Vasileiadis Georgios K, Zhang Yuan, Fatima Tahzeeb, van Vollenhoven Ronald, Lampa Jon, Gudbjornsson Bjorn, Haavardsholm Espen A, Nordström Dan, Grondal Gerdur, Hørslev-Petersen Kim, Lend Kristina, Heiberg Marte S, Hetland Merete Lund, Nurmohamed Michael, Uhlig Till, Sokka-Isler Tuulikki, Rudin Anna, Maglio Cristina
University of Gothenburg, Gothenburg, Sweden.
Karolinska University Hospital, Stockholm, Sweden, and Amsterdam University Medical Centers, Amsterdam, The Netherlands.
ACR Open Rheumatol. 2025 Jan;7(1):e11756. doi: 10.1002/acr2.11756. Epub 2024 Nov 4.
The objective of this study was to determine if baseline adiponectin, leptin, and resistin levels are associated with response to antirheumatic treatment in early rheumatoid arthritis (RA).
This study included 341 participants of the Nordic Rheumatic Diseases Strategy Trials and Registries trial with untreated early RA, randomized at baseline into four treatment arms: methotrexate combined with (1) prednisolone, (2) certolizumab, (3) abatacept, or (4) tocilizumab. Follow-up was up to 48 weeks. Adipokines were measured in plasma at baseline with enzyme-linked immunosorbent assay.
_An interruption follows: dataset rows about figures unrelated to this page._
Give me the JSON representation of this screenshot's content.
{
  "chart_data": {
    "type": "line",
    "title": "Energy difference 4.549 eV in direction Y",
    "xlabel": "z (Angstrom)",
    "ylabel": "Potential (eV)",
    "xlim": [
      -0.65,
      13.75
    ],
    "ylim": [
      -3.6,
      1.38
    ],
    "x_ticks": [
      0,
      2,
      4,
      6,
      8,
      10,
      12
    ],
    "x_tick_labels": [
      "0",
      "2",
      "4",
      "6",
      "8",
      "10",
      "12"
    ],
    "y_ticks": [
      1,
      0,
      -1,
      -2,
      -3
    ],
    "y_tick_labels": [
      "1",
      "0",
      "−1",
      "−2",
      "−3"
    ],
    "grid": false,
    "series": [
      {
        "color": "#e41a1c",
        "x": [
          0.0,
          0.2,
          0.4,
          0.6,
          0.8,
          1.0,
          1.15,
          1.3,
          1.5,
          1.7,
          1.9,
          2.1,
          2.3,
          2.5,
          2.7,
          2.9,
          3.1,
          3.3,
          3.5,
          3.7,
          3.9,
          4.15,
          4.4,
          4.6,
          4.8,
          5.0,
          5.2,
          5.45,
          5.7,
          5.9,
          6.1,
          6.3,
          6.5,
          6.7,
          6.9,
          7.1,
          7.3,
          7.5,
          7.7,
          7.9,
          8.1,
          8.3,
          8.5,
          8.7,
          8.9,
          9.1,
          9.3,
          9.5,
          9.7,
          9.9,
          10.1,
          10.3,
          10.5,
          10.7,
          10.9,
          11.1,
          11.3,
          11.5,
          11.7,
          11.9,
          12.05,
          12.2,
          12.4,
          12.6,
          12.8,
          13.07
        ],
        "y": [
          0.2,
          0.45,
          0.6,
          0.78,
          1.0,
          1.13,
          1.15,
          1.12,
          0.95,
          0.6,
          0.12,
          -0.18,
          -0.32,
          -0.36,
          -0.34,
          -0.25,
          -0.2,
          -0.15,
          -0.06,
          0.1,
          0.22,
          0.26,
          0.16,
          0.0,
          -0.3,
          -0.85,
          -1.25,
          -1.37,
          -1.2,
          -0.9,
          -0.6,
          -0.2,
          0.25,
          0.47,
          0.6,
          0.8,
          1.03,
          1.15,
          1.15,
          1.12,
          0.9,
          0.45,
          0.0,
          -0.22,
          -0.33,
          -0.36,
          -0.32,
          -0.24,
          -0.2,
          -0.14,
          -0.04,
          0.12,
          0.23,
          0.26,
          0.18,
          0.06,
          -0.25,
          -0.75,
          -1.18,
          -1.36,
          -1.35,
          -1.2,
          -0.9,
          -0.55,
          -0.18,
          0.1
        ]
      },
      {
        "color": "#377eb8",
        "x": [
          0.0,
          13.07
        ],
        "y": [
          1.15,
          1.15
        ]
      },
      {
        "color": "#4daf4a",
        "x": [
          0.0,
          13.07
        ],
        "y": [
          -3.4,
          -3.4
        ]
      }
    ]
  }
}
The primary outcome for this report was the difference in remission (Clinical Disease Activity Index [CDAI] ≤2.8) over 48 weeks stratified by median adipokine levels.
At baseline, levels of adiponectin and leptin were not associated with markers of RA activity, whereas participants with higher resistin levels had higher C-reactive protein (CRP) levels, swollen joint count, and Disease Activity Score in 28 joints based on CRP compared to participants with lower resistin. Overall, participants with baseline adipokine levels above the median and those with adipokine levels below the median had similar mean CDAI and changes in CDAI throughout follow-up for up to 48 weeks. Adjusted Cox proportional hazards models did not show any effect of baseline adiponectin, leptin, and resistin levels on the likelihood of achieving CDAI remission (adiponectin: hazard ratio [HR] 1.08, 95% confidence interval [CI] 0.80-1.45, P = 0.62; leptin: HR 0.89, 95% CI 0.64-1.26, P = 0.52; resistin: HR 0.86, 95% CI 0.65-1.13, P = 0.26).
Baseline adiponectin, leptin, and resistin levels are not associated with the likelihood of achieving CDAI remission over 48 weeks of treatment in a large cohort of people with untreated early RA.
本研究旨在确定基线脂联素、瘦素和抵抗素水平是否与早期类风湿关节炎(RA)抗风湿治疗的反应相关。
本研究纳入了北欧风湿性疾病战略试验与注册研究中341例未经治疗的早期RA参与者,在基线时随机分为四个治疗组:甲氨蝶呤联合(1)泼尼松龙、(2)赛妥珠单抗、(3)阿巴西普或(4)托珠单抗。随访长达48周。在基线时采用酶联免疫吸附测定法检测血浆中的脂肪因子。本报告的主要结局是根据脂肪因子水平中位数分层的48周内缓解(临床疾病活动指数[CDAI]≤2.8)差异。
在基线时,脂联素和瘦素水平与RA活动指标无关,而抵抗素水平较高的参与者与抵抗素水平较低的参与者相比,其C反应蛋白(CRP)水平、肿胀关节计数以及基于CRP的28个关节疾病活动评分更高。总体而言,基线脂肪因子水平高于中位数的参与者和低于中位数的参与者在长达48周的随访期间平均CDAI及CDAI变化相似。校正后的Cox比例风险模型未显示基线脂联素、瘦素和抵抗素水平对实现CDAI缓解的可能性有任何影响(脂联素:风险比[HR]1.08,95%置信区间[CI]0.80 - 1.45,P = 0.62;瘦素:HR 0.89,95%CI 0.64 - 1.26,P = 0.52;抵抗素:HR 0.86,95%CI 0.65 - 1.13,P = 0.26)。
在一大群未经治疗的早期RA患者中,基线脂联素、瘦素和抵抗素水平与48周治疗期间实现CDAI缓解的可能性无关。